В самый Тульчин я не поехал. Предместье, именуемое Нестерваром, было сожжено дотла, холодный чад веял из-за Сельницы, мне уже очень хорошо был знаком этот дух пожарища, чтобы у меня была охота лишний раз тешиться им. Замок возвышался над пожарищем закопченный, обшарпанный, но целый, и там, как муравьи, копошились люди. Огромное множество людей. По-над берегом Сельницы горели костры, между ними тоже господствовало великое движение люда, беспорядочная суета, хождение туда-сюда, возбужденность, видно, радостная, вызванная победой. Я остановился в простой крестьянской хате (еще и земляной пол был свежепомазанный и притрушенный зеленой травой!), позвал к себе отца Федора, а есаулам велел искать сотника Семка Забудского или хотя бы каких-нибудь казаков из его сотни.
Мой духовник отец Федор, привыкший к беспокойной гетманской жизни, никогда и не удивлялся, когда днем или ночью, в зной или слякоть приходилось оседлывать коня, засовывать в переметные сумы священные книги и отправляться неизвестно куда и на какое время. Черная ряса на отце Федоре была похожа на казацкую керею, черная камилавка скорее напоминала казацкую шапку-бирку, огромный серебряный крест на толстенной серебряной цепочке мог послужить и для благословения, и как оружие в случае необходимости, потому что ни сабли, ни мушкета отец Федор, ясно, не носил, а жизнь наша была полна угроз и опасностей.
Войдя в хату, отец Федор молча благословил меня, и я поцеловал ему руку.
– Отче, – сказал я, – пролилась невинная кровь. Отпусти мне грех мой тяжкий.
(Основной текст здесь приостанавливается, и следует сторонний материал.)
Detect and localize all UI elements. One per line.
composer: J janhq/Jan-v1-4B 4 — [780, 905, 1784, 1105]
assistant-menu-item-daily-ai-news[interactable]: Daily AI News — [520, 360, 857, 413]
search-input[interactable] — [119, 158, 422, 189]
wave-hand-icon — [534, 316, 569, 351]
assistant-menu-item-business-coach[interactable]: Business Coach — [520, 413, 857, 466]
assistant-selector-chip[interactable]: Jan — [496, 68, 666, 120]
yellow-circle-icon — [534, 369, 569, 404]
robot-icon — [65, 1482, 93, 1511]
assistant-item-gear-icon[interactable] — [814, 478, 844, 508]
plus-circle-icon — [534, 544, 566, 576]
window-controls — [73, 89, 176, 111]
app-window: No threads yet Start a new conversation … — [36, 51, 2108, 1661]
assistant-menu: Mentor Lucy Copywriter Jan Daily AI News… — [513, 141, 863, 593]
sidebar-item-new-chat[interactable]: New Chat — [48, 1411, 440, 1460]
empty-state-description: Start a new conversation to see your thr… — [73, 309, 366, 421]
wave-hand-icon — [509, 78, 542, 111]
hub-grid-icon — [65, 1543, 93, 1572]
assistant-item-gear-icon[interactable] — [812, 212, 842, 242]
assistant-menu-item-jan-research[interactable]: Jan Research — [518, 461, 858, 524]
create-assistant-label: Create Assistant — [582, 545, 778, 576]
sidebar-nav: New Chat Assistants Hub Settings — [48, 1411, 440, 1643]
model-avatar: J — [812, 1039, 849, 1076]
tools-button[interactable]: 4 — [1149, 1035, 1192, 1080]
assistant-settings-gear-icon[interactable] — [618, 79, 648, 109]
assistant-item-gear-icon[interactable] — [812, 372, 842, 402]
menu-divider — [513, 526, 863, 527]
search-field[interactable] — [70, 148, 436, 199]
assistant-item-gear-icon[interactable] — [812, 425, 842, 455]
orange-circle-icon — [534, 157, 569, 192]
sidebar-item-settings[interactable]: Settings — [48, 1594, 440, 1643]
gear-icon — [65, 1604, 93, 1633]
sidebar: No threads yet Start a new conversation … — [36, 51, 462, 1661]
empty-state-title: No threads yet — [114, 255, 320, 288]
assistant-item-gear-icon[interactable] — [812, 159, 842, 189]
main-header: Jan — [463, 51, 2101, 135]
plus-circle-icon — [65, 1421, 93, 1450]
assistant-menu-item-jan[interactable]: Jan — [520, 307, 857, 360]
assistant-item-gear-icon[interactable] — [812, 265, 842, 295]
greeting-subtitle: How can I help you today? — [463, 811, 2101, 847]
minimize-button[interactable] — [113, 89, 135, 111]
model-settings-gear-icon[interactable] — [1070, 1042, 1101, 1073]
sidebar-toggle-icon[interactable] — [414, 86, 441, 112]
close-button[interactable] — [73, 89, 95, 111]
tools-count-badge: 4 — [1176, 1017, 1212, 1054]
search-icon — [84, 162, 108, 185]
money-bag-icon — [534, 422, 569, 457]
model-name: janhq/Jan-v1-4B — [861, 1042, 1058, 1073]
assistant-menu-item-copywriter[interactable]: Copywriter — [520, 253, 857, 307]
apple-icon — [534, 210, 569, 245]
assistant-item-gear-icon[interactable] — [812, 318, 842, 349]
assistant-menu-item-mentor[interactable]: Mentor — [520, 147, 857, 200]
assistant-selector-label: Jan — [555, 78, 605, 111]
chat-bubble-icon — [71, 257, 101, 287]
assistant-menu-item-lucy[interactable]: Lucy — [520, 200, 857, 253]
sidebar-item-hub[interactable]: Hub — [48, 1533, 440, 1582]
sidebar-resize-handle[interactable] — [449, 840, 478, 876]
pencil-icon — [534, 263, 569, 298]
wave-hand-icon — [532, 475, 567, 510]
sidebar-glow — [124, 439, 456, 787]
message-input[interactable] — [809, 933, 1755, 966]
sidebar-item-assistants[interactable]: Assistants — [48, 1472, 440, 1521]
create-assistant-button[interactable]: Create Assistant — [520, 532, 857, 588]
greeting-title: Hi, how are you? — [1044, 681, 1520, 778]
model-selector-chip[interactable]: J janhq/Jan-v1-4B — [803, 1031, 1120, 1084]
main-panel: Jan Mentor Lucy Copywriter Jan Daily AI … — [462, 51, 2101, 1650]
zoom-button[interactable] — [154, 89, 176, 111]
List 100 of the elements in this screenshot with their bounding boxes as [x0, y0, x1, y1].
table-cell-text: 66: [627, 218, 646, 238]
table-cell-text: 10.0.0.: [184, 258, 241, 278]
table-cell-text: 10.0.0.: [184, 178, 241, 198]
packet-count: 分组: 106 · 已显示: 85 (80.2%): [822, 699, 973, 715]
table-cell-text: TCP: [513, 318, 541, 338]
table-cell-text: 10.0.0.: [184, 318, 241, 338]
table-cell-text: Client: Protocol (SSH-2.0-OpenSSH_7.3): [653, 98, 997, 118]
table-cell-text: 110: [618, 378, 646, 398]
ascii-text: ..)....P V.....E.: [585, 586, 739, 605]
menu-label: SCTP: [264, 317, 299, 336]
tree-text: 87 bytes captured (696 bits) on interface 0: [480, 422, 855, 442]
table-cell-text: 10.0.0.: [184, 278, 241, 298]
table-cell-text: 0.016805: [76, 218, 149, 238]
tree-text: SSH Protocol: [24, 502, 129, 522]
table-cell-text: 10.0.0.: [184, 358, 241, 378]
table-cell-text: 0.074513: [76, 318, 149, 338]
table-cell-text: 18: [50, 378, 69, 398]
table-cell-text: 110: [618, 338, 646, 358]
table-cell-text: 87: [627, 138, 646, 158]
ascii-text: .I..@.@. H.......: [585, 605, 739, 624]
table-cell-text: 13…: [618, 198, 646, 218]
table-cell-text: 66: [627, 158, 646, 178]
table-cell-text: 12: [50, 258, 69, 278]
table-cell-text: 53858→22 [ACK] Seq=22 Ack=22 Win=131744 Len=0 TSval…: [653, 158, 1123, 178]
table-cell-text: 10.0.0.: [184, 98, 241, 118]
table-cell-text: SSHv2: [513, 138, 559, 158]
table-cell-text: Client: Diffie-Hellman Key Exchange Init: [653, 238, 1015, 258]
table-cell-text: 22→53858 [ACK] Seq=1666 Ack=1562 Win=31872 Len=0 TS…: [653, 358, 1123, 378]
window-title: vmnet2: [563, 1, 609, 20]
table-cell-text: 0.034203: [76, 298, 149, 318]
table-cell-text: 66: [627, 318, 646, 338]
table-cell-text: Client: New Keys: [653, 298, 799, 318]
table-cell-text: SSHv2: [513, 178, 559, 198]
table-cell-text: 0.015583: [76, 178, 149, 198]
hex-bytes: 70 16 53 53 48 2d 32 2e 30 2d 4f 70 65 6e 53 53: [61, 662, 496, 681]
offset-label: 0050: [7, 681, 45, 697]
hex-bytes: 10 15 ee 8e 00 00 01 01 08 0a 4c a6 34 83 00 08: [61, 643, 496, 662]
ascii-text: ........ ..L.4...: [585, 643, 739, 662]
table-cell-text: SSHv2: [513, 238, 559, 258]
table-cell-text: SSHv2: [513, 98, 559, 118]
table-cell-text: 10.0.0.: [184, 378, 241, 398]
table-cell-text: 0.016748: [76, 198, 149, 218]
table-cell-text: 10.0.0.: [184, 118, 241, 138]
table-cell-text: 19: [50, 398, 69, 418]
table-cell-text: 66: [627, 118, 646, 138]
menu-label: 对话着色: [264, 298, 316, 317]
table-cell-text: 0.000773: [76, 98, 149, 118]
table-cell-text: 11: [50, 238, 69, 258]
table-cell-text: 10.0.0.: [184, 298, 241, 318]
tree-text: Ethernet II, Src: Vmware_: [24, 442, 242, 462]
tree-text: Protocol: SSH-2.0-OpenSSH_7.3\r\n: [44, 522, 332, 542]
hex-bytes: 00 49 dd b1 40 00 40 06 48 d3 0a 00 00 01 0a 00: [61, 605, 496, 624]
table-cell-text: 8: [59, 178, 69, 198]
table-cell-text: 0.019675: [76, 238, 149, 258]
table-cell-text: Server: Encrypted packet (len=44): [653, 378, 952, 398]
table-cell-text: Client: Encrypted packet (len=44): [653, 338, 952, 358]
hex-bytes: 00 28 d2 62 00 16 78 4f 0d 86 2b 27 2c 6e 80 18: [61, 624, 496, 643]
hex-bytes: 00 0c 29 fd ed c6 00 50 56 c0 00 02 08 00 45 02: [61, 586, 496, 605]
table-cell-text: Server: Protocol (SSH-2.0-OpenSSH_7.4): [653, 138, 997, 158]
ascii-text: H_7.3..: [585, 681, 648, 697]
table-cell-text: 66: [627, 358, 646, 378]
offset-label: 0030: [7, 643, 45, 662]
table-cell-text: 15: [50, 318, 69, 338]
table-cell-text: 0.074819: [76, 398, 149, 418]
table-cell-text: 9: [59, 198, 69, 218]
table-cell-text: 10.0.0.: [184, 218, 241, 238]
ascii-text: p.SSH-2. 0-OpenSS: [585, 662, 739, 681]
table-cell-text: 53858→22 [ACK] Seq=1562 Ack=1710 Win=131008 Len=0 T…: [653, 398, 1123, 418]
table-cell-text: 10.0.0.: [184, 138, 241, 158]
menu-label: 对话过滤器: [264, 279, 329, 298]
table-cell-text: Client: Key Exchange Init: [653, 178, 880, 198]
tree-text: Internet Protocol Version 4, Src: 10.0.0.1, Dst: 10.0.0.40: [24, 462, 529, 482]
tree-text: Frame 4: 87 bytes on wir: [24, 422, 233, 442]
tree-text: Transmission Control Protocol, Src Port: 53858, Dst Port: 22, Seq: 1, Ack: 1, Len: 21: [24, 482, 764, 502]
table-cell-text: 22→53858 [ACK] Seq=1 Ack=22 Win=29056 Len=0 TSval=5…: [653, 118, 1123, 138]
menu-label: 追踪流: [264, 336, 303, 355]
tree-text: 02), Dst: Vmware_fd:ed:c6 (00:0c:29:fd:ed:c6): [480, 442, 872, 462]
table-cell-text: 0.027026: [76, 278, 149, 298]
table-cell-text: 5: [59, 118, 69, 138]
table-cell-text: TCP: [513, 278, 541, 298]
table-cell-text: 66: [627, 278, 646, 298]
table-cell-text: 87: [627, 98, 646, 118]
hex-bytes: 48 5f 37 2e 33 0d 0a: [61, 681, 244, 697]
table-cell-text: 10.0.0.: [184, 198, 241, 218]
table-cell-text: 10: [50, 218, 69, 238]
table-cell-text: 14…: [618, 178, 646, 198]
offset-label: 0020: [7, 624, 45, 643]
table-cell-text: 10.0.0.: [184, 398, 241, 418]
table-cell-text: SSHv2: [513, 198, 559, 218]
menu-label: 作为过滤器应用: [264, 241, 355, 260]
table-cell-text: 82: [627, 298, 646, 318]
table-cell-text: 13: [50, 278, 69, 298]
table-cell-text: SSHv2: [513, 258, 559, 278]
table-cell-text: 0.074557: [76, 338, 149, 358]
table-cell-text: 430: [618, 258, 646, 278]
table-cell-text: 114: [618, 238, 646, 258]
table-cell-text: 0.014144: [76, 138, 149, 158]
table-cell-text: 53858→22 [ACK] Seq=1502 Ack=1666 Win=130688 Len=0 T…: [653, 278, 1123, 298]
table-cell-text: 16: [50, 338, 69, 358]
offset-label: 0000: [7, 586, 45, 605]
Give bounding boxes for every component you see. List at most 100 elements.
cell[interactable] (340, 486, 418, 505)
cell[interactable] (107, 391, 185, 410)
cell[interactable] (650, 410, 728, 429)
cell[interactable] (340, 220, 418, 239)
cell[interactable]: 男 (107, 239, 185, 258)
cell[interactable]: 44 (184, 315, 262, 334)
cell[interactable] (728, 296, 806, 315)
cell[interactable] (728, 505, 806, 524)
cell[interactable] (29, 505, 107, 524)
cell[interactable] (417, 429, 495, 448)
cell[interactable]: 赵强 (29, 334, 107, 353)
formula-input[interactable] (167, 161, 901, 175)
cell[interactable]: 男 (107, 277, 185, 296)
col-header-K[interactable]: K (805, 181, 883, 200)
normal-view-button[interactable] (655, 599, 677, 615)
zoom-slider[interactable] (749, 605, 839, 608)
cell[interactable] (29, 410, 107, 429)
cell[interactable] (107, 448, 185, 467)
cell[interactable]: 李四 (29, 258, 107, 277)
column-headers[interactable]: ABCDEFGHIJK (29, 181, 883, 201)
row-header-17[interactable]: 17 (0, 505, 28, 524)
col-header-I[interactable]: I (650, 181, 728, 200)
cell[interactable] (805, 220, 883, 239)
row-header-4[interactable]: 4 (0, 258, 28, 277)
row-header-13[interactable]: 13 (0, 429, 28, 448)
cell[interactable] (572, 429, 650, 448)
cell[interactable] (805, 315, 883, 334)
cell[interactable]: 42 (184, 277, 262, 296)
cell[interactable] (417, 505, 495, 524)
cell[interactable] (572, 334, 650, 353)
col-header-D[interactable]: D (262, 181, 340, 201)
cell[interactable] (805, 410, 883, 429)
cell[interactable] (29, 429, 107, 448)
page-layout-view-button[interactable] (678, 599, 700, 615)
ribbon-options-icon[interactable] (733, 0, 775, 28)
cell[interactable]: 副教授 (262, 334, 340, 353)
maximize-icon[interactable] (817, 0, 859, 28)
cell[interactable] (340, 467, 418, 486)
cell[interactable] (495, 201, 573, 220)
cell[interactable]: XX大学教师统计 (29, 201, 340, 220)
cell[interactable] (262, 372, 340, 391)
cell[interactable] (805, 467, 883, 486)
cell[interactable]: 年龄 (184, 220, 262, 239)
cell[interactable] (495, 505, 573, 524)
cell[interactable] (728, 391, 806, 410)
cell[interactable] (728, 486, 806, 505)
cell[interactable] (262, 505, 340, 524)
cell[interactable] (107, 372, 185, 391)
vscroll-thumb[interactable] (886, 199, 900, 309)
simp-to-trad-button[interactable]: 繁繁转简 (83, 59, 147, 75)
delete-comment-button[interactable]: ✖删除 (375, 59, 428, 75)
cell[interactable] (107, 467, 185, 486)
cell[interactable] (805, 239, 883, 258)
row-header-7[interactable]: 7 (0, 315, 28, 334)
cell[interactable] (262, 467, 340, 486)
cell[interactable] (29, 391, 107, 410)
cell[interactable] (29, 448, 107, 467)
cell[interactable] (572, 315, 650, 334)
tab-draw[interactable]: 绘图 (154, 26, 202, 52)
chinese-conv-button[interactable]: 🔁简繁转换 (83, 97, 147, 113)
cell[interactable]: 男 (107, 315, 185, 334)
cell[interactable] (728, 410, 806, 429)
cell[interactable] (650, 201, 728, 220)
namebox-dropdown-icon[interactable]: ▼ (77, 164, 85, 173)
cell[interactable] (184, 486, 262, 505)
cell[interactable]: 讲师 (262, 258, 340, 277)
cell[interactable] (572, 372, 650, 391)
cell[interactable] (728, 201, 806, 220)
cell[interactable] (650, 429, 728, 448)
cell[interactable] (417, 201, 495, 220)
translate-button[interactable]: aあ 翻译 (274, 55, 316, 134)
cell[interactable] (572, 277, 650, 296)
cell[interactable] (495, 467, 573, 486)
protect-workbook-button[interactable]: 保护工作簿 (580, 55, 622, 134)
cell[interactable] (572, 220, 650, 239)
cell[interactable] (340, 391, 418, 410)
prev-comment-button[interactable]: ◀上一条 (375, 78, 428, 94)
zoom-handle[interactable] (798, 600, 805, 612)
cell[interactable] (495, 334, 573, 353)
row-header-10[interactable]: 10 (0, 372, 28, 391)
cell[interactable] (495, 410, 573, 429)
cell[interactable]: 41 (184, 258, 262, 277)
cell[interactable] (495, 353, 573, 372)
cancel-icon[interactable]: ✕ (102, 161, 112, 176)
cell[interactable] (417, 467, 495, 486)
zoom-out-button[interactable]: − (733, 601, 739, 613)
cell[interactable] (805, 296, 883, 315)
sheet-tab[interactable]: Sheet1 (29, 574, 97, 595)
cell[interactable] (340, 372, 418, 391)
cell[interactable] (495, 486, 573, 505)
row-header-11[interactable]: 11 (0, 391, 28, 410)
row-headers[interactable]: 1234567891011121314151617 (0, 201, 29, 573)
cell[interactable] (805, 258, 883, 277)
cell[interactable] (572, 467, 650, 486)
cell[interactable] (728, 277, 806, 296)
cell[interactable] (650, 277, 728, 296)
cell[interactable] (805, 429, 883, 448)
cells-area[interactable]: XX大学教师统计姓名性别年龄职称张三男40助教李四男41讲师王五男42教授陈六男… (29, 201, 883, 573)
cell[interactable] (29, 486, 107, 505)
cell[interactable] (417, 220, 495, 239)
– Бог простит, – промолвил он задумчиво.
– И детей неразумных тоже прости, – попросил я.
– Бог простит и их.
А "дети неразумные", казачество мое неудержимое, услышав о гетмане, уже пробиралось через речку кто как был – один голый до пояса, другой в сапогах, третий босой, а четвертый с ружьем на плече, а еще кто-то с чаркой, вели с собой и женщин каких-то непутевых, и бандурист с голой саблей, прицепленной к струнам, и два скрипача – не поймешь, цыгане или евреи, – пиликали, напевая следом за бандуристом.
Я вышел из хаты вместе с отцом Федором, а уже двор полнился разгулявшимся казачеством, которого не остановит никакая сила и не пристыдят никакие слова.
– Батьку! – кричали казаки, смеялись и плакали и даже лукаво делали вид, будто намереваются целовать мои сапоги. – Батьку гетман! Какая радость! Почтил наше товарищество! Почтение и любовь тебе, батьку!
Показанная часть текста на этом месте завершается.